Biomedical Science
Research at the ZMB is structured into four research programmes, which are presented below in selected projects.
Oncology
The Clinic for Dermatology, headed by Professor Dirk Schadendorf, focuses in particular on the study of prognosis and resistance of malignant skin cancer. To date, there have been no therapy options that can prolong life. In 2010, the first reports were made of a substance (Ipilimumab) that exhibited a survival benefit in an advanced stage of melanoma when applied in immunotherapy. New molecular pathological findings have now led to the development of novel substances. This led to the development of a targeted therapy that uses a tyrosine kinase inhibitor. This was based on the knowledge that black skin cancer presents certain alterations in its tumour cells known as BRAF mutations. The new drug (Vemurafenib) selectively inhibits specifically mutated BRAF and thus attacks there only, leading to a fast reduction even in large tumours. This substance has already been approved in the USA, where the approval study also showed a survival benefit. The drug will become available in Europe in early 2012.
Immunology, Infectious Diseases and Transplantation
The work group of Professor Elke Cario at the Clinic for Gastroenterology and Hepatology studies the function and regulation of the intestinal epithelium. Receptors that specifically recognize bacteria play a key role in the immune defence of the digestive tract. The TLR4 polymorphism D299G, which was recently described as a risk factor for various diseases, was identified for the first time by Cario’s team as a gain-of-function mutation in the intestinal epithelium. Overexpression of the mutation leads to disturbed construction of the actin cytoskeleton and major disturbances in cell division. One study found that patients with the mutation more often exhibited an advanced stage of cancer with metastasis upon diagnosis, which indicates especially aggressive growth behaviour in the mutated cancer cells.
Genetics, Developmental, Molecular and Cell Biology
The work group of Professor Hemmo Meyer explores the molecular mechanisms that regulate cellular signal and repair processes and thus control cell division, for example, or react to external stimuli. Their main interest is in the protein VCP/p97, a kind of nanomachine that takes apart cell components and directs cellular decomposition. The group recently showed that VCP/p97 helps to dismantle components of the cell surface. This function could explain certain degenerative processes in myopathies. The group also showed that VCP/p97 plays a central role in DNA repair processes. DNA damage takes place naturally, but it is also generated therapeutically to kill cancer cells. VCP/p97 therefore plays an important role in genomic stability and could provide a starting point for new cancer therapies.
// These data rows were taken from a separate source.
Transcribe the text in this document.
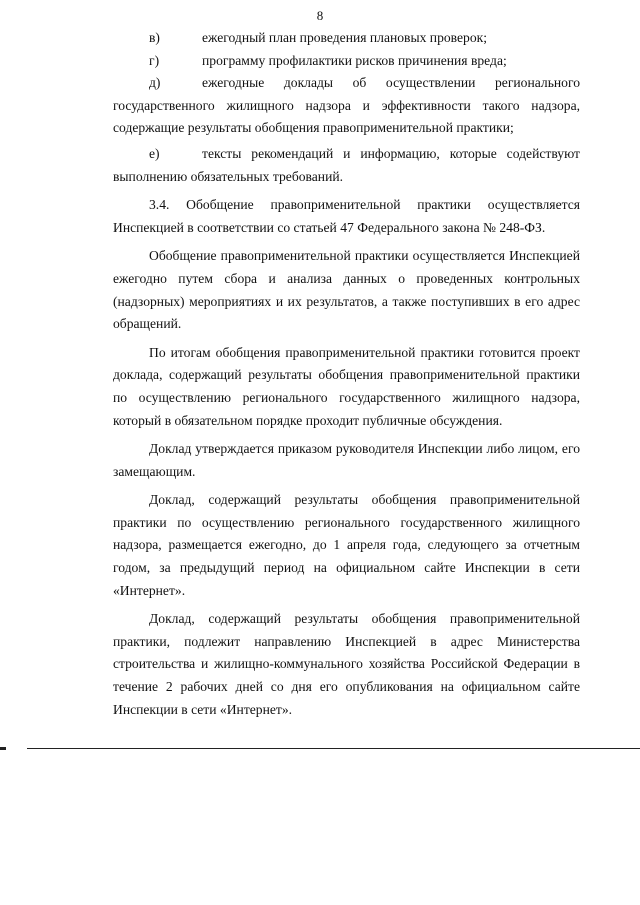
8
в)	ежегодный план проведения плановых проверок;
г)	программу профилактики рисков причинения вреда;
д)	ежегодные доклады об осуществлении регионального

государственного жилищного надзора и эффективности такого надзора, содержащие результаты обобщения правоприменительной практики;

е)	тексты рекомендаций и информацию, которые содействуют

выполнению обязательных требований.

3.4. Обобщение правоприменительной практики осуществляется Инспекцией в соответствии со статьей 47 Федерального закона № 248-ФЗ.

Обобщение правоприменительной практики осуществляется Инспекцией ежегодно путем сбора и анализа данных о проведенных контрольных (надзорных) мероприятиях и их результатов, а также поступивших в его адрес обращений.

По итогам обобщения правоприменительной практики готовится проект доклада, содержащий результаты обобщения правоприменительной практики по осуществлению регионального государственного жилищного надзора, который в обязательном порядке проходит публичные обсуждения.

Доклад утверждается приказом руководителя Инспекции либо лицом, его замещающим.

Доклад, содержащий результаты обобщения правоприменительной практики по осуществлению регионального государственного жилищного надзора, размещается ежегодно, до 1 апреля года, следующего за отчетным годом, за предыдущий период на официальном сайте Инспекции в сети «Интернет».

Доклад, содержащий результаты обобщения правоприменительной практики, подлежит направлению Инспекцией в адрес Министерства строительства и жилищно-коммунального хозяйства Российской Федерации в течение 2 рабочих дней со дня его опубликования на официальном сайте Инспекции в сети «Интернет».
Biomolecular Structure and Function
A combination of experiments and simulations provided one international research group with some surprising findings on short protein-like molecules that penetrate cells, known as cell-penetrating peptides (CPPs). Some of these peptides break through the cell membrane with the aid of transport proteins, while others manage it without any assistance; the mechanism underlying the latter is not yet understood. An important contribution to understanding one possible mechanism was made using atomic-resolution computer simulation of these peptides in aqueous solution in the Computational Molecular Evolution work group of Professor Daniel Hoffmann. They discovered that CPPs look like molecular porcupines, where the quills are made up of positively charged amino acids. This molecular shape could ease penetration of the cell membrane by the CPPs. These findings can be used to develop this type of peptide for medical or biotechnological purposes.